28 maart 2024

Adaptieve optiek levert beeld op van het hart van bolvormige sterrenhoop

Sterren in de kern van NGC 6496, waargenomen met en zonder adaptieve optiek.

Sterren in de kern van NGC 6496, waargenomen met en zonder adaptieve optiek. Credit: NOAO/AURA/NSF

Sterrenkundigen van twee observatoria [1]de Southern Observatory for Astrophysical Research (SOAR) en de Cerro Tololo Inter-American Observatory (CTIO hebben gebruikmakend van SAM – dat staat voor de SOAR Adaptive Module, een apparaat verbonden aan de SOAR 4,1 meter telescoop – de eigenschappen kunnen meten van sterren in het hart van NGC 6496, één van de 150 bolvormige sterrenhopen die onze Melkweg omringen. SAM is een voorbeeld van adaptieve optiek (AO), d.w.z. dat met een laserstraal die door de atmosfeer wordt ‘geschoten’ de luchtonrust van die atmosfeer wordt gemeten. Luchtonrust kan zorgen voor verstoring van de sterbeeldjes, maar dankzij AO weet men die verstoring op te heffen. Het resultaat zie je hiernaast, waarbij uitsnedes met en zonder AO te zien zijn. Door met SAM 7000 sterren in het centrum van NGC 6496 te meten weten we dat de bolhoop 36.000 lichtjaar ver weg staat, dat z’n leeftijd 10,5 miljard jaar is en dat de hoeveelheid metalen – alle elementen zwaarder dan helium – in deze bolhoop hoger is dan die van andere bolhopen. Bron: NOAO.

Voetnoten

Voetnoten
1 de Southern Observatory for Astrophysical Research (SOAR) en de Cerro Tololo Inter-American Observatory (CTIO
Share

Comments

  1. ook vanwege de astrofoto van gisteren heb ik getracht iets meer te begrijpen over bolhopen,
    het belangrijkste lijkt dat het merendeel binnen onze melkweg//halo roteert.
    de melkweg//halo die eveneens bolvormig zou zijn.
    maar ik kan helaas niets vinden over de rotatie van de bolhopen zelf.
    zij bevinden zich vnl “boven en onder” de centrale kern.
    maar draaien zij in het stellaire vlak mee ??
    of roteren zij juist haaks op het vlak ??

  2. Olaf van Kooten zegt

    Bolhopen draaien willekeurig rond de kern van de Melkweg. Sommige draaien mee met het vlak, sommige haaks en de meeste daar ergens tussenin. Bolhopen vormen als het ware een zwerm. Vandaar dat ze ouder zijn dan de Melkweg en gevormd zijn voor het vlak van de Melkweg dat deed.

  3. Olaf van Kooten zegt

    Overigens is er NOG een element van de Melkweg waarbij de componenten een zwerm vormen: de centrale verdikking.

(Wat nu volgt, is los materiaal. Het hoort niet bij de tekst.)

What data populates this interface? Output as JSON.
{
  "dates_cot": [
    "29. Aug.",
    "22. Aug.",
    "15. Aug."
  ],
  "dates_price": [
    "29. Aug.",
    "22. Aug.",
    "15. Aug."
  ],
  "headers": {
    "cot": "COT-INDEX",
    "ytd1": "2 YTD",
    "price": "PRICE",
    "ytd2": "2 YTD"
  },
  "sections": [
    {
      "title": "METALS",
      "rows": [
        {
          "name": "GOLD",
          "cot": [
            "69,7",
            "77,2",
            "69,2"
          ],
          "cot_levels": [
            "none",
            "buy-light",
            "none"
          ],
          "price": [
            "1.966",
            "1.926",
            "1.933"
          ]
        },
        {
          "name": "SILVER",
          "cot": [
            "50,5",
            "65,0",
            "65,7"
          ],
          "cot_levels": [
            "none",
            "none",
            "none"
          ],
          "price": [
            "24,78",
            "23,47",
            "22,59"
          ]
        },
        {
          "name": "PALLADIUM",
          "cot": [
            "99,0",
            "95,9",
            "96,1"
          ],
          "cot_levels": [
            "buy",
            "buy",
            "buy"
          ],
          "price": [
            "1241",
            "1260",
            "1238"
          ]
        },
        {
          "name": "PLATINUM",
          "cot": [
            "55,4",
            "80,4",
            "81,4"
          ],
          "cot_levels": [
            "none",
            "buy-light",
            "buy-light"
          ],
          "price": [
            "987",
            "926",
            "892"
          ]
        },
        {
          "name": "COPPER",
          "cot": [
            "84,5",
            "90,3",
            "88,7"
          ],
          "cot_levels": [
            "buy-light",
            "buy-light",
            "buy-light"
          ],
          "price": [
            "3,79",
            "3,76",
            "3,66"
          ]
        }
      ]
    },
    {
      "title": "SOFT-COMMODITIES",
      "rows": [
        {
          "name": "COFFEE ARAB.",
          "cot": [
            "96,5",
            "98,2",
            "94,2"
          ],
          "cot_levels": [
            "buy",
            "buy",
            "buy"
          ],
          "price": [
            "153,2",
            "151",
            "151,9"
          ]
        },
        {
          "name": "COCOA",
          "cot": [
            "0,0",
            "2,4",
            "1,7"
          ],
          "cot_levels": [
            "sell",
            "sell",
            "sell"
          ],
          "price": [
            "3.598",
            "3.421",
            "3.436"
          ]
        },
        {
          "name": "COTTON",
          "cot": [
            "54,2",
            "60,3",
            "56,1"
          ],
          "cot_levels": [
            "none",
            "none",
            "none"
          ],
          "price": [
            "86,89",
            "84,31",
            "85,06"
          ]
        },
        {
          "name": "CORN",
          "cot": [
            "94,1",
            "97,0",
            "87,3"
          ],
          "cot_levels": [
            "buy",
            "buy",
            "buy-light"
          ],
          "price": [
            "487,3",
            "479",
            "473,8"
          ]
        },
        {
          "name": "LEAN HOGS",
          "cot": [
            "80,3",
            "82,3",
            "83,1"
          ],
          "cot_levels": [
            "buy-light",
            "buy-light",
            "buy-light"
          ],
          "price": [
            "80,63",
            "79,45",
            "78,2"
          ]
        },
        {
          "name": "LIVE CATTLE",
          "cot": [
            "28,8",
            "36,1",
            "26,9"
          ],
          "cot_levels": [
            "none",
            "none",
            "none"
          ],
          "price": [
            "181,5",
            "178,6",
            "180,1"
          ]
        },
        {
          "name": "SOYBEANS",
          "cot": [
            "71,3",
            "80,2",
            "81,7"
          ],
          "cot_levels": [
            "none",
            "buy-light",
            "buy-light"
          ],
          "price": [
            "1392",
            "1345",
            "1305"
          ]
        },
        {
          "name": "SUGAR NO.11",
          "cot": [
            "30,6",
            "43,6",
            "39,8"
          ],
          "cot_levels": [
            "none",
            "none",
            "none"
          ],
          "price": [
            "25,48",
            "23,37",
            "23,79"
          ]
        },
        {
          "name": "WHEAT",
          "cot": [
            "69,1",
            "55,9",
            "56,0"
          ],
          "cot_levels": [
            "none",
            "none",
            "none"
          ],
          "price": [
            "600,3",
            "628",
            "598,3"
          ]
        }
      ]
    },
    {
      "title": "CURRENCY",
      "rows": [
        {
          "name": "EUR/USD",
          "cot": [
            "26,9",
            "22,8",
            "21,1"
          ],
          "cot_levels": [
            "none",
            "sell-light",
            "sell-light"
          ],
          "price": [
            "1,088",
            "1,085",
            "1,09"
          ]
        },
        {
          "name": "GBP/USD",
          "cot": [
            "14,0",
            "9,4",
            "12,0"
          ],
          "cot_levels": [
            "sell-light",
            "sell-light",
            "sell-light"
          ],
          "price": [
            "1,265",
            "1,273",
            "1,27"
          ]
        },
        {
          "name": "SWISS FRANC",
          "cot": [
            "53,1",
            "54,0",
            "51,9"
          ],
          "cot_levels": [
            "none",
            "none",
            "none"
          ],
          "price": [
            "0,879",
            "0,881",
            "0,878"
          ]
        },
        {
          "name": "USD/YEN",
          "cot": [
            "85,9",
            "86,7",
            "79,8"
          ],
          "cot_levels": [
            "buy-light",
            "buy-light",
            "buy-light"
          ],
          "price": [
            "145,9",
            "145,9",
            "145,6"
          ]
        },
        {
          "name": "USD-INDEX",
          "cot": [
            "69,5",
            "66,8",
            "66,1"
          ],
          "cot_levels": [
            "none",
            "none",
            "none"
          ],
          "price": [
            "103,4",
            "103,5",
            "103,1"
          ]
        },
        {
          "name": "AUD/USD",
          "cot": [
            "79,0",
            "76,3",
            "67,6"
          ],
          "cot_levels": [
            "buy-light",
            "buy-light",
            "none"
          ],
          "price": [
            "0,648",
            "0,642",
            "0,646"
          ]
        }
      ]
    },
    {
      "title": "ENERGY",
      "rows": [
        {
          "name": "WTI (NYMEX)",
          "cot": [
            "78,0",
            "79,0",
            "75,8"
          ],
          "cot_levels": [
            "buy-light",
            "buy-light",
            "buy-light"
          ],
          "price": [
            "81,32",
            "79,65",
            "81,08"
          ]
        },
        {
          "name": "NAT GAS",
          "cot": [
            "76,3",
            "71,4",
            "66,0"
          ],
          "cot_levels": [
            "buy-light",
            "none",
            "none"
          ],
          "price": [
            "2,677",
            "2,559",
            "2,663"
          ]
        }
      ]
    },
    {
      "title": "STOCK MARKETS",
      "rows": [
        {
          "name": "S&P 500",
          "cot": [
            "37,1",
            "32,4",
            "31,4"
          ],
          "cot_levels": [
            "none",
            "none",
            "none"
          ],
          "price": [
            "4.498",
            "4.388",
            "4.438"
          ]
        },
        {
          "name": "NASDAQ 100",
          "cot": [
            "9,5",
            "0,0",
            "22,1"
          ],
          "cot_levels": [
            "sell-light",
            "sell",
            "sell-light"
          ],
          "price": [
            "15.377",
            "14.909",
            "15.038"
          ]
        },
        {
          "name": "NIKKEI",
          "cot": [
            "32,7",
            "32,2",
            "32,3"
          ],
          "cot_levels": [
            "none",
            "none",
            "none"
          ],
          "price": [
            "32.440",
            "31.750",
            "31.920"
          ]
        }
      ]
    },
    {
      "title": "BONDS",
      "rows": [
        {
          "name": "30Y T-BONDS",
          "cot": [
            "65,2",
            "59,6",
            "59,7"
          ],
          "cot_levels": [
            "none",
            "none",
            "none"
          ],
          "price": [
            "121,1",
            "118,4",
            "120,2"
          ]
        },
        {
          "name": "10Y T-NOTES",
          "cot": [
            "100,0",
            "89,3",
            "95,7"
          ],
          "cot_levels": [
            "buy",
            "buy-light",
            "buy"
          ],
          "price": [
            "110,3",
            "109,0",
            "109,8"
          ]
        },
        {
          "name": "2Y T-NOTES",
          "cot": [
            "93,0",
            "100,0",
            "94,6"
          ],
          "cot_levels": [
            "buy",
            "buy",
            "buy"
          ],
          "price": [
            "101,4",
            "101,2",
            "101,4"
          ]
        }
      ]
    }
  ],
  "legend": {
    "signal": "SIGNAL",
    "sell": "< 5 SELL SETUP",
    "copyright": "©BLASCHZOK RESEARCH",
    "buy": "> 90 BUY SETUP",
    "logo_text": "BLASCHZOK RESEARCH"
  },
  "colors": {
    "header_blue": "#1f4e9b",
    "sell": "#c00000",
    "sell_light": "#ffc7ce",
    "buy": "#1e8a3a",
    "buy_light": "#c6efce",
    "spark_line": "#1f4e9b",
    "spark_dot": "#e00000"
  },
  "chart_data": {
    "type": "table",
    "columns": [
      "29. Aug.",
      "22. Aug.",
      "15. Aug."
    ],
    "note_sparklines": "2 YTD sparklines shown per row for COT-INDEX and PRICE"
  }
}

    Beide “zwermige” elementen van de Melkweg hebben eigenschappen die doen denken aan een ander soort sterrenstelsel. Bolhopen lijken in heel veel opzichten (maar niet alle!) op sferoidale dwergstelsels, het zwakste soort sterrenstelsels. De massa is ongeveer hetzelfde, maar bolhopen zijn veel geconcentreerder (alle sterren zitten in een veel kleiner gebied).

    De centrale verdikking lijkt in vrijwel alle opzichten op een elliptisch sterrenstelsel. Aangezien elliptische stelsels geacht worden het resultaat te zijn van grote samensmeltingen, geldt dat waarschijnlijk ook voor de centrale verdikking van een spiraalstelsel.

    Spiraalstelsels die geen grote samensmeltingen gekend hebben, hebben dan ook geen centrale verdikking (en meestal ook minder bolhopen).